By The Canadian Press on January 13, 2021.
Canada’s panel of vaccine experts is considering how to maximize COVID-19 protection with the current supply of vaccines as Ontario strives to administer the first dose in all of its nursing homes by the middle of next month.
The National Advisory Committee on Immunization says briefly delaying the second dose of a vaccine could allow more people to get a first dose sooner, though it stresses efforts should be made to follow the recommended schedules for administering the shots.
Prime Minister Justin Trudeau said yesterday that Canada has secured enough of the Pfizer-BioNTech and Moderna vaccines to immunize every Canadian who wants it by fall, but most won’t arrive until spring and summer.
The Ontario government, meanwhile, says it is stepping up immunizations in long-term care homes now that it has protocols in place to safely transport the Pfizer-BioNTech vaccine, which has strict storage requirements.
Long-term care has borne the brunt of the pandemic, accounting for more than 3,000 of the province’s more than 5,000 deaths from COVID-19.
The province reported 74 more deaths from the virus today, and 2,961 new infections.
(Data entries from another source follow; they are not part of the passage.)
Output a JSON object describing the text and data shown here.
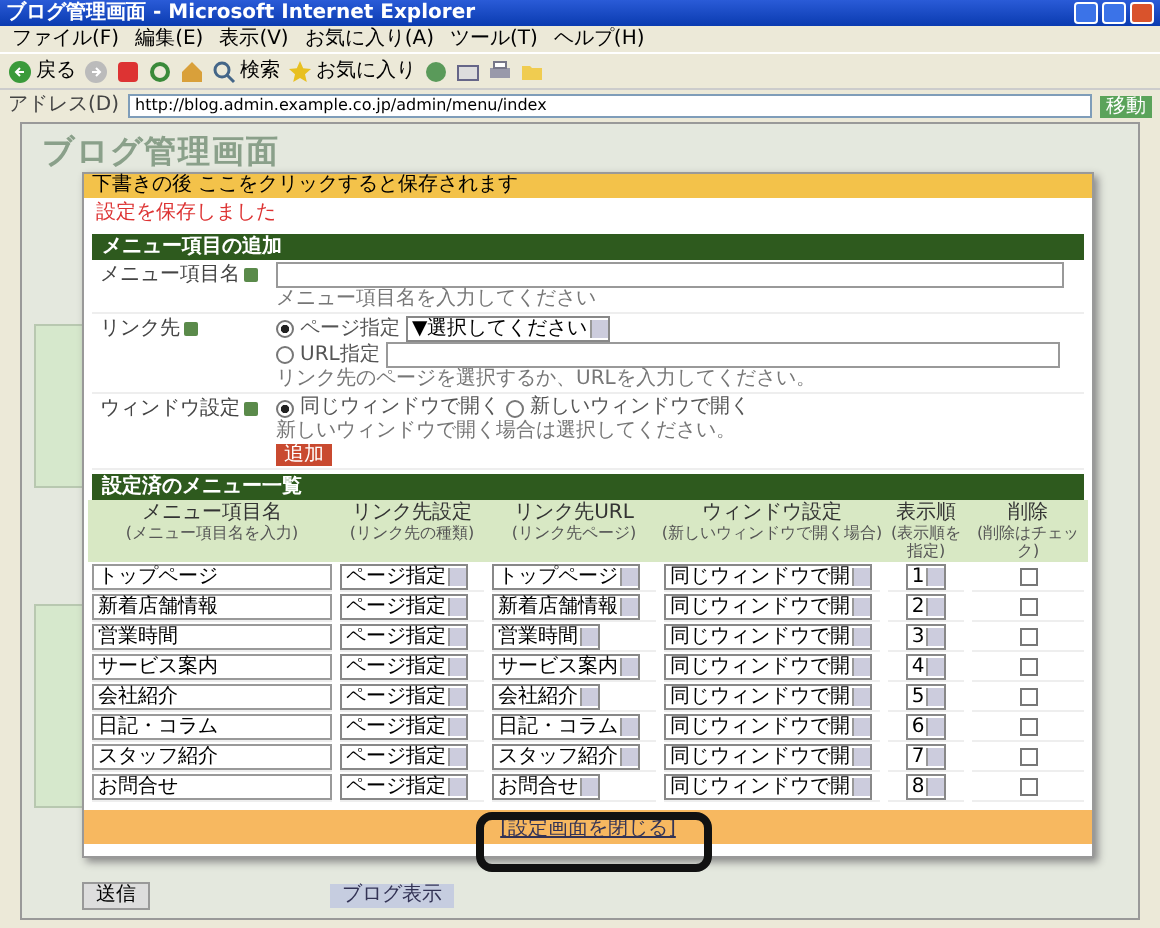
{
  "window": {
    "title": "ブログ管理画面 - Microsoft Internet Explorer"
  },
  "menu_bar": [
    "ファイル(F)",
    "編集(E)",
    "表示(V)",
    "お気に入り(A)",
    "ツール(T)",
    "ヘルプ(H)"
  ],
  "toolbar": {
    "back": "戻る",
    "search": "検索",
    "favorites": "お気に入り"
  },
  "address_bar": {
    "label": "アドレス(D)",
    "value": "http://blog.admin.example.co.jp/admin/menu/index",
    "go": "移動"
  },
  "page": {
    "heading": "ブログ管理画面",
    "send_button": "送信",
    "blog_link": "ブログ表示"
  },
  "dialog": {
    "notice": "下書きの後 ここをクリックすると保存されます",
    "message": "設定を保存しました",
    "add_section": {
      "title": "メニュー項目の追加",
      "name_field": {
        "label": "メニュー項目名",
        "hint": "メニュー項目名を入力してください"
      },
      "link_field": {
        "label": "リンク先",
        "options": [
          {
            "label": "ページ指定",
            "selected": true,
            "kind": "select",
            "value": "▼選択してください"
          },
          {
            "label": "URL指定",
            "selected": false,
            "kind": "input"
          }
        ],
        "hint": "リンク先のページを選択するか、URLを入力してください。"
      },
      "window_field": {
        "label": "ウィンドウ設定",
        "options": [
          {
            "label": "同じウィンドウで開く",
            "selected": true
          },
          {
            "label": "新しいウィンドウで開く",
            "selected": false
          }
        ],
        "hint": "新しいウィンドウで開く場合は選択してください。"
      },
      "submit": "追加"
    },
    "list_section": {
      "title": "設定済のメニュー一覧",
      "columns": [
        {
          "title": "メニュー項目名",
          "subtitle": "(メニュー項目名を入力)"
        },
        {
          "title": "リンク先設定",
          "subtitle": "(リンク先の種類)"
        },
        {
          "title": "リンク先URL",
          "subtitle": "(リンク先ページ)"
        },
        {
          "title": "ウィンドウ設定",
          "subtitle": "(新しいウィンドウで開く場合)"
        },
        {
          "title": "表示順",
          "subtitle": "(表示順を指定)"
        },
        {
          "title": "削除",
          "subtitle": "(削除はチェック)"
        }
      ],
      "rows": [
        {
          "name": "トップページ",
          "link_type": "ページ指定",
          "target": "トップページ",
          "window": "同じウィンドウで開",
          "order": "1",
          "delete": false
        },
        {
          "name": "新着店舗情報",
          "link_type": "ページ指定",
          "target": "新着店舗情報",
          "window": "同じウィンドウで開",
          "order": "2",
          "delete": false
        },
        {
          "name": "営業時間",
          "link_type": "ページ指定",
          "target": "営業時間",
          "window": "同じウィンドウで開",
          "order": "3",
          "delete": false
        },
        {
          "name": "サービス案内",
          "link_type": "ページ指定",
          "target": "サービス案内",
          "window": "同じウィンドウで開",
          "order": "4",
          "delete": false
        },
        {
          "name": "会社紹介",
          "link_type": "ページ指定",
          "target": "会社紹介",
          "window": "同じウィンドウで開",
          "order": "5",
          "delete": false
        },
        {
          "name": "日記・コラム",
          "link_type": "ページ指定",
          "target": "日記・コラム",
          "window": "同じウィンドウで開",
          "order": "6",
          "delete": false
        },
        {
          "name": "スタッフ紹介",
          "link_type": "ページ指定",
          "target": "スタッフ紹介",
          "window": "同じウィンドウで開",
          "order": "7",
          "delete": false
        },
        {
          "name": "お問合せ",
          "link_type": "ページ指定",
          "target": "お問合せ",
          "window": "同じウィンドウで開",
          "order": "8",
          "delete": false
        }
      ]
    },
    "close_link": "[設定画面を閉じる]"
  }
}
It also said more than 11,000 vaccines have been administered since its last daily report.
An order requiring Ontario residents to stay home except for essential activities is set to take effect at midnight, one of several measures the government announced Tuesday as new projections showed its health-care system is on the brink of being overwhelmed.
In Quebec, where officials have implemented a curfew in an effort to reduce the strain on health care, 2,071 new cases of COVID-19 were recorded today. Thirty-five more deaths were also reported.
The province says it administered 7,855 doses of the vaccine yesterday, for a total of 107,365.